Using patterns and pattern matching, a declarative transformation can be expressed . The code is much simpler, shorter, easier to understand and maintain, extensible. Writing XSLT code can usually be done in a few minutes compared to many hours of procedural coding using spaghetti in the procedural language.
Debugging a program in a functional language and even proving correctness is much simpler because the variables are immutable.
For the same reason, there are much greater opportunities for very aggressive optimization with the XSLT processor .
Finally, let me repeat the statement made otherwise by @dash's good answer:
xslt can effectively be HTML output.
On the other hand, with 2 especially, you then lose out on many of the huge features asp.net has to offer, from web forms via MVC. Given that you end up wanting to populate the asp.net server as you do, good, because otherwise you are running xslt only to get the values
Actually, there is an XSLT writing style where there is a strict and clean separation between content and processing (I call this filling in the spaces pattern).
See for example my answer to this question .

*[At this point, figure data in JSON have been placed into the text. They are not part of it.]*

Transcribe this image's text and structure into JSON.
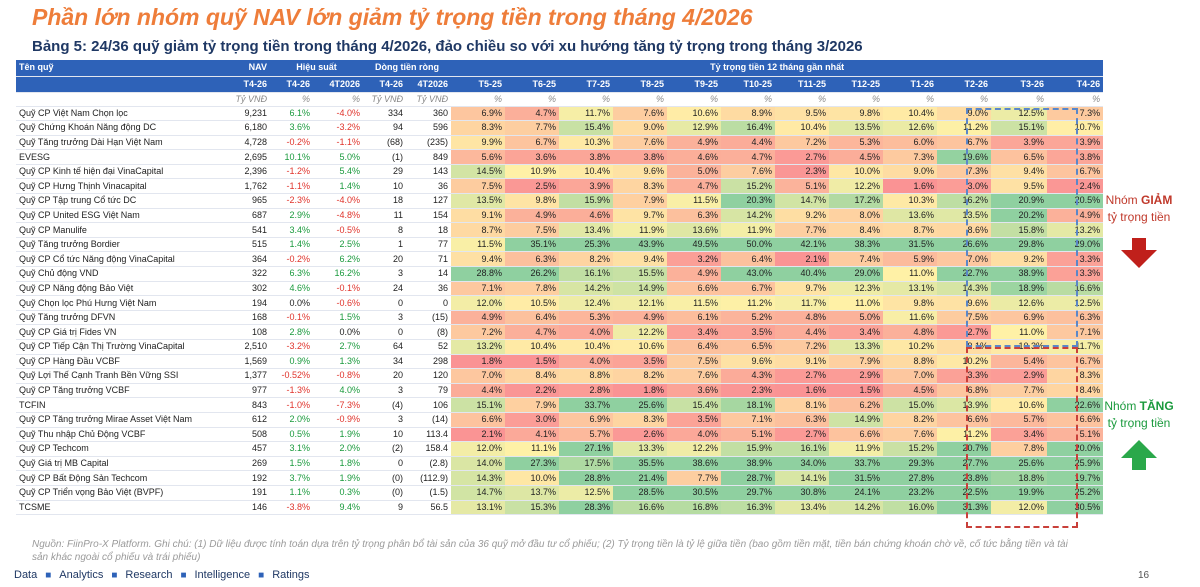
{
  "title": "Phần lớn nhóm quỹ NAV lớn giảm tỷ trọng tiền trong tháng 4/2026",
  "table_title": "Bảng 5: 24/36 quỹ giảm tỷ trọng tiền trong tháng 4/2026, đảo chiều so với xu hướng tăng tỷ trọng trong tháng 3/2026",
  "header": {
    "fund": "Tên quỹ",
    "nav": "NAV",
    "perf": "Hiệu suất",
    "flow": "Dòng tiền ròng",
    "cash": "Tỷ trọng tiền 12 tháng gần nhất",
    "cols": [
      "T4-26",
      "T4-26",
      "4T2026",
      "T4-26",
      "4T2026",
      "T5-25",
      "T6-25",
      "T7-25",
      "T8-25",
      "T9-25",
      "T10-25",
      "T11-25",
      "T12-25",
      "T1-26",
      "T2-26",
      "T3-26",
      "T4-26"
    ],
    "units": [
      "Tỷ VNĐ",
      "%",
      "%",
      "Tỷ VNĐ",
      "Tỷ VNĐ",
      "%",
      "%",
      "%",
      "%",
      "%",
      "%",
      "%",
      "%",
      "%",
      "%",
      "%",
      "%"
    ]
  },
  "rows": [
    {
      "name": "Quỹ CP Việt Nam Chọn lọc",
      "nav": "9,231",
      "p1": "6.1%",
      "p2": "-4.0%",
      "f1": "334",
      "f2": "360",
      "cash": [
        "6.9%",
        "4.7%",
        "11.7%",
        "7.6%",
        "10.6%",
        "8.9%",
        "9.5%",
        "9.8%",
        "10.4%",
        "9.0%",
        "12.5%",
        "7.3%"
      ]
    },
    {
      "name": "Quỹ Chứng Khoán Năng động DC",
      "nav": "6,180",
      "p1": "3.6%",
      "p2": "-3.2%",
      "f1": "94",
      "f2": "596",
      "cash": [
        "8.3%",
        "7.7%",
        "15.4%",
        "9.0%",
        "12.9%",
        "16.4%",
        "10.4%",
        "13.5%",
        "12.6%",
        "11.2%",
        "15.1%",
        "10.7%"
      ]
    },
    {
      "name": "Quỹ Tăng trưởng Dài Hạn Việt Nam",
      "nav": "4,728",
      "p1": "-0.2%",
      "p2": "-1.1%",
      "f1": "(68)",
      "f2": "(235)",
      "cash": [
        "9.9%",
        "6.7%",
        "10.3%",
        "7.6%",
        "4.9%",
        "4.4%",
        "7.2%",
        "5.3%",
        "6.0%",
        "6.7%",
        "3.9%",
        "3.9%"
      ]
    },
    {
      "name": "EVESG",
      "nav": "2,695",
      "p1": "10.1%",
      "p2": "5.0%",
      "f1": "(1)",
      "f2": "849",
      "cash": [
        "5.6%",
        "3.6%",
        "3.8%",
        "3.8%",
        "4.6%",
        "4.7%",
        "2.7%",
        "4.5%",
        "7.3%",
        "19.6%",
        "6.5%",
        "3.8%"
      ]
    },
    {
      "name": "Quỹ CP Kinh tế hiện đại VinaCapital",
      "nav": "2,396",
      "p1": "-1.2%",
      "p2": "5.4%",
      "f1": "29",
      "f2": "143",
      "cash": [
        "14.5%",
        "10.9%",
        "10.4%",
        "9.6%",
        "5.0%",
        "7.6%",
        "2.3%",
        "10.0%",
        "9.0%",
        "7.3%",
        "9.4%",
        "6.7%"
      ]
    },
    {
      "name": "Quỹ CP Hưng Thịnh Vinacapital",
      "nav": "1,762",
      "p1": "-1.1%",
      "p2": "1.4%",
      "f1": "10",
      "f2": "36",
      "cash": [
        "7.5%",
        "2.5%",
        "3.9%",
        "8.3%",
        "4.7%",
        "15.2%",
        "5.1%",
        "12.2%",
        "1.6%",
        "3.0%",
        "9.5%",
        "2.4%"
      ]
    },
    {
      "name": "Quỹ CP Tập trung Cổ tức DC",
      "nav": "965",
      "p1": "-2.3%",
      "p2": "-4.0%",
      "f1": "18",
      "f2": "127",
      "cash": [
        "13.5%",
        "9.8%",
        "15.9%",
        "7.9%",
        "11.5%",
        "20.3%",
        "14.7%",
        "17.2%",
        "10.3%",
        "16.2%",
        "20.9%",
        "20.5%"
      ]
    },
    {
      "name": "Quỹ CP United ESG Việt Nam",
      "nav": "687",
      "p1": "2.9%",
      "p2": "-4.8%",
      "f1": "11",
      "f2": "154",
      "cash": [
        "9.1%",
        "4.9%",
        "4.6%",
        "9.7%",
        "6.3%",
        "14.2%",
        "9.2%",
        "8.0%",
        "13.6%",
        "13.5%",
        "20.2%",
        "4.9%"
      ]
    },
    {
      "name": "Quỹ CP Manulife",
      "nav": "541",
      "p1": "3.4%",
      "p2": "-0.5%",
      "f1": "8",
      "f2": "18",
      "cash": [
        "8.7%",
        "7.5%",
        "13.4%",
        "11.9%",
        "13.6%",
        "11.9%",
        "7.7%",
        "8.4%",
        "8.7%",
        "8.6%",
        "15.8%",
        "13.2%"
      ]
    },
    {
      "name": "Quỹ Tăng trưởng Bordier",
      "nav": "515",
      "p1": "1.4%",
      "p2": "2.5%",
      "f1": "1",
      "f2": "77",
      "cash": [
        "11.5%",
        "35.1%",
        "25.3%",
        "43.9%",
        "49.5%",
        "50.0%",
        "42.1%",
        "38.3%",
        "31.5%",
        "26.6%",
        "29.8%",
        "29.0%"
      ]
    },
    {
      "name": "Quỹ CP Cổ tức Năng động VinaCapital",
      "nav": "364",
      "p1": "-0.2%",
      "p2": "6.2%",
      "f1": "20",
      "f2": "71",
      "cash": [
        "9.4%",
        "6.3%",
        "8.2%",
        "9.4%",
        "3.2%",
        "6.4%",
        "2.1%",
        "7.4%",
        "5.9%",
        "7.0%",
        "9.2%",
        "3.3%"
      ]
    },
    {
      "name": "Quỹ Chủ động VND",
      "nav": "322",
      "p1": "6.3%",
      "p2": "16.2%",
      "f1": "3",
      "f2": "14",
      "cash": [
        "28.8%",
        "26.2%",
        "16.1%",
        "15.5%",
        "4.9%",
        "43.0%",
        "40.4%",
        "29.0%",
        "11.0%",
        "22.7%",
        "38.9%",
        "3.3%"
      ]
    },
    {
      "name": "Quỹ CP Năng động Bảo Việt",
      "nav": "302",
      "p1": "4.6%",
      "p2": "-0.1%",
      "f1": "24",
      "f2": "36",
      "cash": [
        "7.1%",
        "7.8%",
        "14.2%",
        "14.9%",
        "6.6%",
        "6.7%",
        "9.7%",
        "12.3%",
        "13.1%",
        "14.3%",
        "18.9%",
        "16.6%"
      ]
    },
    {
      "name": "Quỹ Chọn lọc Phú Hưng Việt Nam",
      "nav": "194",
      "p1": "0.0%",
      "p2": "-0.6%",
      "f1": "0",
      "f2": "0",
      "cash": [
        "12.0%",
        "10.5%",
        "12.4%",
        "12.1%",
        "11.5%",
        "11.2%",
        "11.7%",
        "11.0%",
        "9.8%",
        "9.6%",
        "12.6%",
        "12.5%"
      ]
    },
    {
      "name": "Quỹ Tăng trưởng DFVN",
      "nav": "168",
      "p1": "-0.1%",
      "p2": "1.5%",
      "f1": "3",
      "f2": "(15)",
      "cash": [
        "4.9%",
        "6.4%",
        "5.3%",
        "4.9%",
        "6.1%",
        "5.2%",
        "4.8%",
        "5.0%",
        "11.6%",
        "7.5%",
        "6.9%",
        "6.3%"
      ]
    },
    {
      "name": "Quỹ CP Giá trị Fides VN",
      "nav": "108",
      "p1": "2.8%",
      "p2": "0.0%",
      "f1": "0",
      "f2": "(8)",
      "cash": [
        "7.2%",
        "4.7%",
        "4.0%",
        "12.2%",
        "3.4%",
        "3.5%",
        "4.4%",
        "3.4%",
        "4.8%",
        "2.7%",
        "11.0%",
        "7.1%"
      ]
    },
    {
      "name": "Quỹ CP Tiếp Cận Thị Trường VinaCapital",
      "nav": "2,510",
      "p1": "-3.2%",
      "p2": "2.7%",
      "f1": "64",
      "f2": "52",
      "cash": [
        "13.2%",
        "10.4%",
        "10.4%",
        "10.6%",
        "6.4%",
        "6.5%",
        "7.2%",
        "13.3%",
        "10.2%",
        "9.1%",
        "10.3%",
        "11.7%"
      ]
    },
    {
      "name": "Quỹ CP Hàng Đầu VCBF",
      "nav": "1,569",
      "p1": "0.9%",
      "p2": "1.3%",
      "f1": "34",
      "f2": "298",
      "cash": [
        "1.8%",
        "1.5%",
        "4.0%",
        "3.5%",
        "7.5%",
        "9.6%",
        "9.1%",
        "7.9%",
        "8.8%",
        "10.2%",
        "5.4%",
        "6.7%"
      ]
    },
    {
      "name": "Quỹ Lợi Thế Cạnh Tranh Bền Vững SSI",
      "nav": "1,377",
      "p1": "-0.52%",
      "p2": "-0.8%",
      "f1": "20",
      "f2": "120",
      "cash": [
        "7.0%",
        "8.4%",
        "8.8%",
        "8.2%",
        "7.6%",
        "4.3%",
        "2.7%",
        "2.9%",
        "7.0%",
        "3.3%",
        "2.9%",
        "8.3%"
      ]
    },
    {
      "name": "Quỹ CP Tăng trưởng VCBF",
      "nav": "977",
      "p1": "-1.3%",
      "p2": "4.0%",
      "f1": "3",
      "f2": "79",
      "cash": [
        "4.4%",
        "2.2%",
        "2.8%",
        "1.8%",
        "3.6%",
        "2.3%",
        "1.6%",
        "1.5%",
        "4.5%",
        "6.8%",
        "7.7%",
        "8.4%"
      ]
    },
    {
      "name": "TCFIN",
      "nav": "843",
      "p1": "-1.0%",
      "p2": "-7.3%",
      "f1": "(4)",
      "f2": "106",
      "cash": [
        "15.1%",
        "7.9%",
        "33.7%",
        "25.6%",
        "15.4%",
        "18.1%",
        "8.1%",
        "6.2%",
        "15.0%",
        "13.9%",
        "10.6%",
        "22.6%"
      ]
    },
    {
      "name": "Quỹ CP Tăng trưởng Mirae Asset Việt Nam",
      "nav": "612",
      "p1": "2.0%",
      "p2": "-0.9%",
      "f1": "3",
      "f2": "(14)",
      "cash": [
        "6.6%",
        "3.0%",
        "6.9%",
        "8.3%",
        "3.5%",
        "7.1%",
        "6.3%",
        "14.9%",
        "8.2%",
        "6.6%",
        "5.7%",
        "6.6%"
      ]
    },
    {
      "name": "Quỹ Thu nhập Chủ Động VCBF",
      "nav": "508",
      "p1": "0.5%",
      "p2": "1.9%",
      "f1": "10",
      "f2": "113.4",
      "cash": [
        "2.1%",
        "4.1%",
        "5.7%",
        "2.6%",
        "4.0%",
        "5.1%",
        "2.7%",
        "6.6%",
        "7.6%",
        "11.2%",
        "3.4%",
        "5.1%"
      ]
    },
    {
      "name": "Quỹ CP Techcom",
      "nav": "457",
      "p1": "3.1%",
      "p2": "2.0%",
      "f1": "(2)",
      "f2": "158.4",
      "cash": [
        "12.0%",
        "11.1%",
        "27.1%",
        "13.3%",
        "12.2%",
        "15.9%",
        "16.1%",
        "11.9%",
        "15.2%",
        "20.7%",
        "7.8%",
        "20.0%"
      ]
    },
    {
      "name": "Quỹ Giá trị MB Capital",
      "nav": "269",
      "p1": "1.5%",
      "p2": "1.8%",
      "f1": "0",
      "f2": "(2.8)",
      "cash": [
        "14.0%",
        "27.3%",
        "17.5%",
        "35.5%",
        "38.6%",
        "38.9%",
        "34.0%",
        "33.7%",
        "29.3%",
        "27.7%",
        "25.6%",
        "25.9%"
      ]
    },
    {
      "name": "Quỹ CP Bất Động Sản Techcom",
      "nav": "192",
      "p1": "3.7%",
      "p2": "1.9%",
      "f1": "(0)",
      "f2": "(112.9)",
      "cash": [
        "14.3%",
        "10.0%",
        "28.8%",
        "21.4%",
        "7.7%",
        "28.7%",
        "14.1%",
        "31.5%",
        "27.8%",
        "23.8%",
        "18.8%",
        "19.7%"
      ]
    },
    {
      "name": "Quỹ CP Triển vọng Bảo Việt (BVPF)",
      "nav": "191",
      "p1": "1.1%",
      "p2": "0.3%",
      "f1": "(0)",
      "f2": "(1.5)",
      "cash": [
        "14.7%",
        "13.7%",
        "12.5%",
        "28.5%",
        "30.5%",
        "29.7%",
        "30.8%",
        "24.1%",
        "23.2%",
        "22.5%",
        "19.9%",
        "25.2%"
      ]
    },
    {
      "name": "TCSME",
      "nav": "146",
      "p1": "-3.8%",
      "p2": "9.4%",
      "f1": "9",
      "f2": "56.5",
      "cash": [
        "13.1%",
        "15.3%",
        "28.3%",
        "16.6%",
        "16.8%",
        "16.3%",
        "13.4%",
        "14.2%",
        "16.0%",
        "31.3%",
        "12.0%",
        "30.5%"
      ]
    }
  ],
  "side": {
    "giam_prefix": "Nhóm ",
    "giam_strong": "GIẢM",
    "giam_suffix": "tỷ trọng tiền",
    "tang_prefix": "Nhóm ",
    "tang_strong": "TĂNG",
    "tang_suffix": "tỷ trọng tiền"
  },
  "source": "Nguồn: FiinPro-X Platform. Ghi chú: (1) Dữ liệu được tính toán dựa trên tỷ trọng phân bổ tài sản của 36 quỹ mở đầu tư cổ phiếu; (2) Tỷ trọng tiền là tỷ lệ giữa tiền (bao gồm tiền mặt, tiền bán chứng khoán chờ về, cố tức bằng tiền và tài sản khác ngoài cổ phiếu và trái phiếu)",
  "footer": [
    "Data",
    "Analytics",
    "Research",
    "Intelligence",
    "Ratings"
  ],
  "page_number": "16",
  "colors": {
    "orange": "#ee7d3a",
    "navy": "#1f3864",
    "header_blue": "#2e62b8",
    "green": "#63be7b",
    "red_text": "#e0332b",
    "green_text": "#1a9a3d"
  }
}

Here are some of the benefits of developing an XSLT application with this approach :
This code can fill in any rendering document (the path is passed as an external parameter) using data from any data document (again, the path is passed as an external parameter). Thus, it becomes possible to create different outputs / formats filled with various data.
Placeholders ( gen:data elements), which should be replaced by "live content", can have different formats and semantics - no restrictions for one imagination.
Editors (non-XSLT experts) can work on one or more rendering documents independently of each other and from XSLT developers.
A higher degree of reuse, flexibility and maintainability has been achieved.
To summarize : the approach of transforming XML with a procedural language based on the DOM, although possible, is more expensive in terms of development resources and leads to lower quality in terms of code complexity, maintainability and extensibility.